= Vaught conjecture =

The Vaught conjecture is a conjecture in the mathematical field of model theory originally proposed by Robert Lawson Vaught in 1961. It states that the number of countable models of a first-order complete theory in a countable language is finite or ℵ_{0} or 2^{ℵ_{0}}. Morley showed that the number of countable models is finite or ℵ_{0} or ℵ_{1} or 2^{ℵ_{0}}, which solves the conjecture except for the case of ℵ_{1} models when the continuum hypothesis fails. For this remaining case, Knight (2002, 2007) has announced a counterexample to the Vaught conjecture and the topological Vaught conjecture. As of 2021, the counterexample has not been verified.

==Statement of the conjecture==
Let $T$ be a first-order, countable, complete theory with infinite models. Let $I(T, \alpha)$ denote the number of models of T of cardinality $\alpha$ up to isomorphism—the spectrum of the theory $T$. Morley proved that if I(T, ℵ_{0}) is infinite then it must be ℵ_{0} or ℵ_{1} or the cardinality of the continuum. The Vaught conjecture is the statement that it is not possible for $\aleph_{0} < I(T,\aleph_{0}) < 2^{\aleph_{0}}$. The conjecture is a trivial consequence of the continuum hypothesis; so this axiom is often excluded in work on the conjecture. Alternatively, there is a sharper form of the conjecture that states that any countable complete T with uncountably many countable models will have a perfect set of uncountable models (as pointed out by John Steel, in "On Vaught's conjecture". Cabal Seminar 76–77 (Proc. Caltech-UCLA Logic Sem., 1976–77), pp. 193–208, Lecture Notes in Math., 689, Springer, Berlin, 1978, this form of the Vaught conjecture is equiprovable with the original).

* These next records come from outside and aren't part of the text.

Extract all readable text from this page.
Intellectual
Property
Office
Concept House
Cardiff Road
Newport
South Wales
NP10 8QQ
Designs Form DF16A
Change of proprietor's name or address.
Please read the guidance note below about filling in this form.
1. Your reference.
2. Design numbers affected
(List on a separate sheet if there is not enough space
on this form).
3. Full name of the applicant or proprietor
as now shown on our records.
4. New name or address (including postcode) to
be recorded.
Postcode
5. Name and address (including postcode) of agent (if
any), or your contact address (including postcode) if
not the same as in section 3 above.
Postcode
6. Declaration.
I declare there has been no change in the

===Original formulation===
The original formulation by Vaught was not stated as a conjecture, but as a problem: Can it be proved, without the use of the continuum hypothesis, that there exists a complete theory having exactly ℵ_{1} non-isomorphic denumerable models? By the result by Morley mentioned at the beginning, a positive solution to the conjecture essentially corresponds to a negative answer to Vaught's problem as originally stated.

==Vaught's theorem==

Vaught proved that the number of countable models of a complete theory cannot be 2. It can be any finite number other than 2, for example:
- Any complete theory with a finite model has no countably infinite models.
- The theories with just one countable model are the ω-categorical theories. There are many examples of these, such as the theory of an infinite set, or the theory of a dense unbounded total order.
- Ehrenfeucht gave the following example of a theory with 3 countable models: the language has a relation ≥ and a countable number of constants c_{0}, c_{1}, ... with axioms stating that ≥ is a dense unbounded total order, and c_{0} < c_{1} < c_{2} < ... The three models differ according to whether this sequence is unbounded, or converges, or is bounded but does not converge.
- Ehrenfeucht's example can be modified to give a theory with any finite number n ≥ 3 of models by adding n − 2 unary relations P_{i} to the language, with axioms stating that for every x exactly one of the P_{i} is true, the values of y for which P_{i}(y) is true are dense, and P_{1} is true for all c_{i}. Then the models for which the sequence of elements c_{i} converge to a limit c split into n − 2 cases depending on for which i the relation P_{i}(c) is true.

The idea of the proof of Vaught's theorem is as follows. If there are at most countably many countable models, then there is a smallest one: the atomic model, and a largest one, the saturated model, which are different if there is more than one model. If they are different, the saturated model must realize some n-type omitted by the atomic model. Then one can show that an atomic model of the theory of structures realizing this n-type (in a language expanded by finitely many constants) is a third model, not isomorphic to either the atomic or the saturated model. In the example above with 3 models, the atomic model is the one where the sequence is unbounded, the saturated model is the one where the sequence converges, and an example of a type not realized by the atomic model is an element greater than all elements of the sequence.

==Topological Vaught conjecture==

The topological Vaught conjecture is the statement that whenever a Polish group acts continuously on a Polish space, there are either countably many orbits or continuum many orbits. The topological Vaught conjecture is more general than the original Vaught conjecture: Given a countable language we can form the space of all structures on the natural numbers for that language. If we equip this with the topology generated by first-order formulas, then it is known from A. Gregorczyk, A. Mostowski, C. Ryll-Nardzewski, "Definability of sets of models of axiomatic theories" (Bulletin of the Polish Academy of Sciences (series Mathematics, Astronomy, Physics), vol. 9 (1961), pp. 163–7) that the resulting space is Polish. There is a continuous action of the infinite symmetric group (the collection of all permutations of the natural numbers with the topology of point-wise convergence) that gives rise to the equivalence relation of isomorphism. Given a complete first-order theory T, the set of structures satisfying T is a minimal, closed invariant set, and hence Polish in its own right.